PETai GNN + ESM Foundation Model

Inspiration

The plastic pollution crisis demands urgent solutions. With 300 million tons of plastic waste generated annually and PET plastics persisting for centuries, we needed a faster way to engineer enzymes capable of industrial-scale plastic degradation. Traditional enzyme engineering takes years - the planet can't wait that long.

What it does

PETai combines Meta's ESM foundation models with graph neural networks to predict PETase enzyme activity from protein sequences. The system extracts evolutionary patterns from 250 million proteins, then enhances predictions using 3D structural information to understand catalytic mechanisms. This enables rapid screening of millions of enzyme variants computationally.

How we built it

We implemented a two-stage pipeline: First, ESM-2 embeddings capture sequence-level functional patterns (achieving R² = 0.12 baseline). Second, we integrate structural graph networks modeling atomic interactions and active site geometry. The hybrid architecture processes protein sequences through ESM, then feeds embeddings plus structural features into specialized neural networks for activity prediction.

Challenges we ran into

Model architecture compatibility proved difficult - matching ESM embedding dimensions with graph network inputs required careful design. Processing 1 million sequences computationally demanded significant AWS optimization and live-streaming results to handle memory constraints. Balancing sequence and structural information weights required extensive hyperparameter tuning.
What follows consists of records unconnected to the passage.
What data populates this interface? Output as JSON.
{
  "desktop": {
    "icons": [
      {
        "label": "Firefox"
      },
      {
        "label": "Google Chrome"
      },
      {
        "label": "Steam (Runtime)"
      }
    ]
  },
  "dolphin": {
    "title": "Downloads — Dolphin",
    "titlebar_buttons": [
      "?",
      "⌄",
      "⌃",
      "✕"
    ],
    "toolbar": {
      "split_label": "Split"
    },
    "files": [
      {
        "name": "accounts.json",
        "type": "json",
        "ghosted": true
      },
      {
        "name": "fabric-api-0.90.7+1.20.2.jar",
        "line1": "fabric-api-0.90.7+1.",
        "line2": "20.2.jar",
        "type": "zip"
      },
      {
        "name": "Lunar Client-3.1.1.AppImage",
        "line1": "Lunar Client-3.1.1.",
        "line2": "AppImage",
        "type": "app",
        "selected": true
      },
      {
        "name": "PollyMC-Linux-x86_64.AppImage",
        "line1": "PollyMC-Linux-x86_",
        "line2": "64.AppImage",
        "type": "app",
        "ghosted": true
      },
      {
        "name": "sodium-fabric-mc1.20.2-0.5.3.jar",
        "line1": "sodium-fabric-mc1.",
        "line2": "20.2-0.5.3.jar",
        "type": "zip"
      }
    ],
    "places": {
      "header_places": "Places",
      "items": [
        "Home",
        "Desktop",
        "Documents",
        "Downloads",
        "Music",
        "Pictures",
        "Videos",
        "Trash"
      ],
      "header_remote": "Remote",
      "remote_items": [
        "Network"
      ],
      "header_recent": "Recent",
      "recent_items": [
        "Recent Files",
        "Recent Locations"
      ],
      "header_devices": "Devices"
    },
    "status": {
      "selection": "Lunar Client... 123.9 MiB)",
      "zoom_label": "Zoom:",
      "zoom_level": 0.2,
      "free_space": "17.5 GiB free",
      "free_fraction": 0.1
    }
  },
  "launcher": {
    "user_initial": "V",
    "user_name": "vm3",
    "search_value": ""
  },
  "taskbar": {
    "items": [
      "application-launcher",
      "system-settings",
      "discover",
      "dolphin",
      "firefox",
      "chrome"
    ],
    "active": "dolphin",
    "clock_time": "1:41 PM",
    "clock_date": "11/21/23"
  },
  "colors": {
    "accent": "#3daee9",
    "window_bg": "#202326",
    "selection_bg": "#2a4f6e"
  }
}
Accomplishments that we're proud of

We successfully combined two cutting-edge AI approaches that traditionally work in isolation. The pipeline scales from single predictions to million-sequence screening with live progress tracking and resume capability. Most importantly, we demonstrated that structural enhancement significantly improves upon sequence-only predictions for enzyme activity.

What we learned

Foundation models like ESM capture remarkable evolutionary patterns, but structure-function relationships require explicit 3D modeling. Computational enzyme engineering is feasible at scale, but requires careful system architecture for real-world deployment. The combination of sequence and structural information consistently outperforms either approach alone.

What's next for PETai GNN + ESM Foundation Model

Laboratory validation of our top computational predictions is the immediate priority. We're expanding to other plastic-degrading enzymes beyond PETase and developing active learning approaches to iteratively improve predictions with experimental feedback. Long-term, this platform could accelerate enzyme engineering across biotechnology, from biofuels to pharmaceuticals.